Considérant ce qui suit :
1. Par procès-verbal de contravention de grande voirie établi le 12 octobre 2018, VNF a constaté que le bateau Coalescence dont M. B... est propriétaire stationnait au PK. 3.100 de la rive gauche de la Saône, au niveau de la commune de Lyon. Celui-ci s'étant déplacé au PK 1.000 de la rive droite de la Saône au niveau de la commune de La Mulatière, à compter du 19 octobre 2018, un nouveau procès-verbal a été dressé le 27 avril 2021. M. B... relève appel du jugement du 28 mars 2023 par lequel le tribunal administratif de Lyon l'a condamné au paiement d'une amende de 5 000 euros pour avoir enfreint l'article L. 2132-9 du code général de la propriété des personnes publiques et l'a enjoint de libérer cet emplacement sous astreinte de 150 euros par jour passé un délai de quinze jours à compter de la notification du jugement.
Sur l'action publique :
2. Aux termes de l'article L. 2132-9 du code général de la propriété des personnes publiques : " Les riverains, les mariniers et autres personnes sont tenus de faire enlever les (...) débris de bateaux et autres empêchements qui, de leur fait (...), se trouveraient sur le domaine public fluvial. Le contrevenant est passible d'une amende de 150 à 12 000 euros, de la confiscation de l'objet constituant l'obstacle et du remboursement des frais d'enlèvement d'office par l'autorité administrative compétente ".

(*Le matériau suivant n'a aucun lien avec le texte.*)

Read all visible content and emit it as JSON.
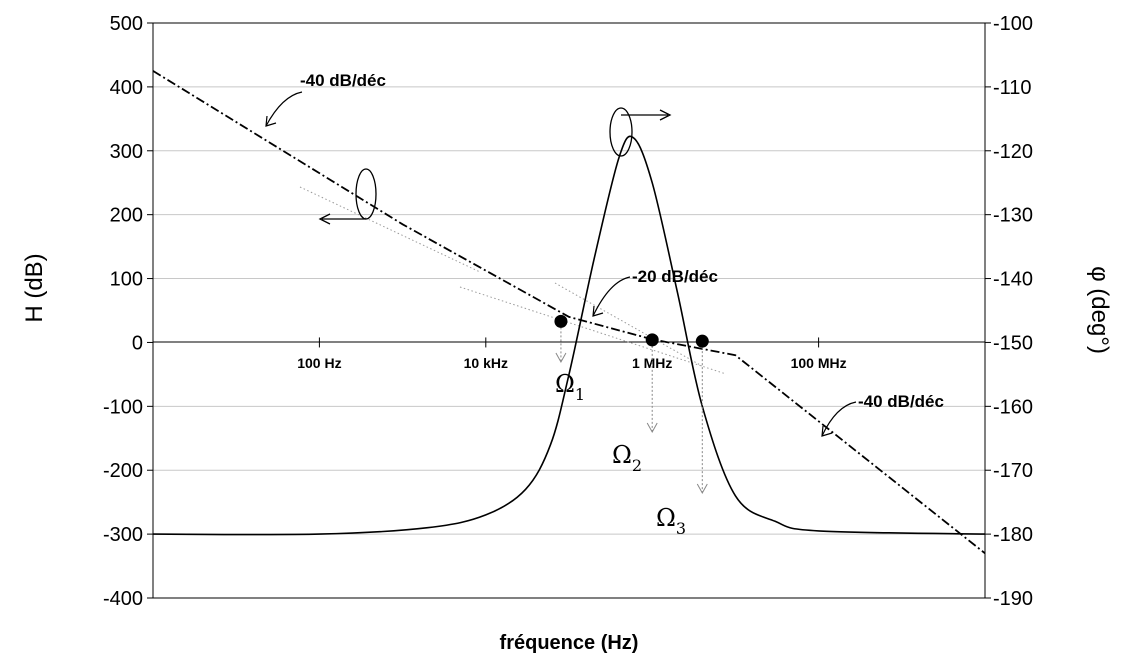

3. En premier lieu, les dispositions précitées visent à maintenir le domaine public fluvial dans un état permettant qu'il en soit fait un usage conforme à sa destination et à assurer la sécurité de la navigation. Il s'applique à tout objet qui fait obstacle à un tel usage. Il suit de là que, contrairement à ce que soutient M. B..., le stationnement sans droit ni titre de son bateau portant sur le domaine public fluvial constitue une infraction aux dispositions précitées et lui fait ainsi encourir une amende de 150 à 12 000 euros et que le tribunal a pu appliquer ce texte sans méconnaître le principe de légalité des délits et des peines.

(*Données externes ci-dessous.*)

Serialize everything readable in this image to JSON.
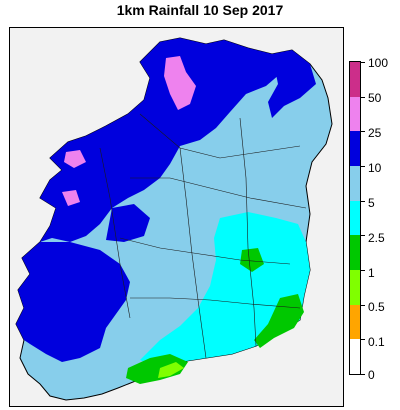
{
  "title": "1km Rainfall 10 Sep 2017",
  "legend": {
    "ticks": [
      "100",
      "50",
      "25",
      "10",
      "5",
      "2.5",
      "1",
      "0.5",
      "0.1",
      "0"
    ],
    "bands": [
      {
        "label": "50-100",
        "color": "#cc2e8a"
      },
      {
        "label": "25-50",
        "color": "#ee82ee"
      },
      {
        "label": "10-25",
        "color": "#0000dd"
      },
      {
        "label": "5-10",
        "color": "#87ceeb"
      },
      {
        "label": "2.5-5",
        "color": "#00ffff"
      },
      {
        "label": "1-2.5",
        "color": "#00c800"
      },
      {
        "label": "0.5-1",
        "color": "#80ff00"
      },
      {
        "label": "0.1-0.5",
        "color": "#ffa500"
      },
      {
        "label": "0-0.1",
        "color": "#ffffff"
      }
    ]
  },
  "colors": {
    "background": "#f2f2f2",
    "border": "#000000"
  }
}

4. En deuxième lieu, il n'appartient qu'au juge de moduler le montant de l'amende dans la limite du plafond fixé par les textes, en fonction de la gravité de l'atteinte portée au domaine public, sans égard au montant réclamé par le gestionnaire de la dépendance domaniale qui n'est, d'ailleurs, pas tenu d'exprimer une demande en ce sens. Il suit de là qu'alors même que la demande de VNF se bornait à demander que soit infligée une amende de 3 500 euros, le tribunal a pu, sans excéder son office, prononcer une amende d'un montant supérieur soit 5 000 euros, qu'il y a lieu pour la cour de confirmer, eu égard à l'atteinte portée à la circulation sur le domaine public fluvial.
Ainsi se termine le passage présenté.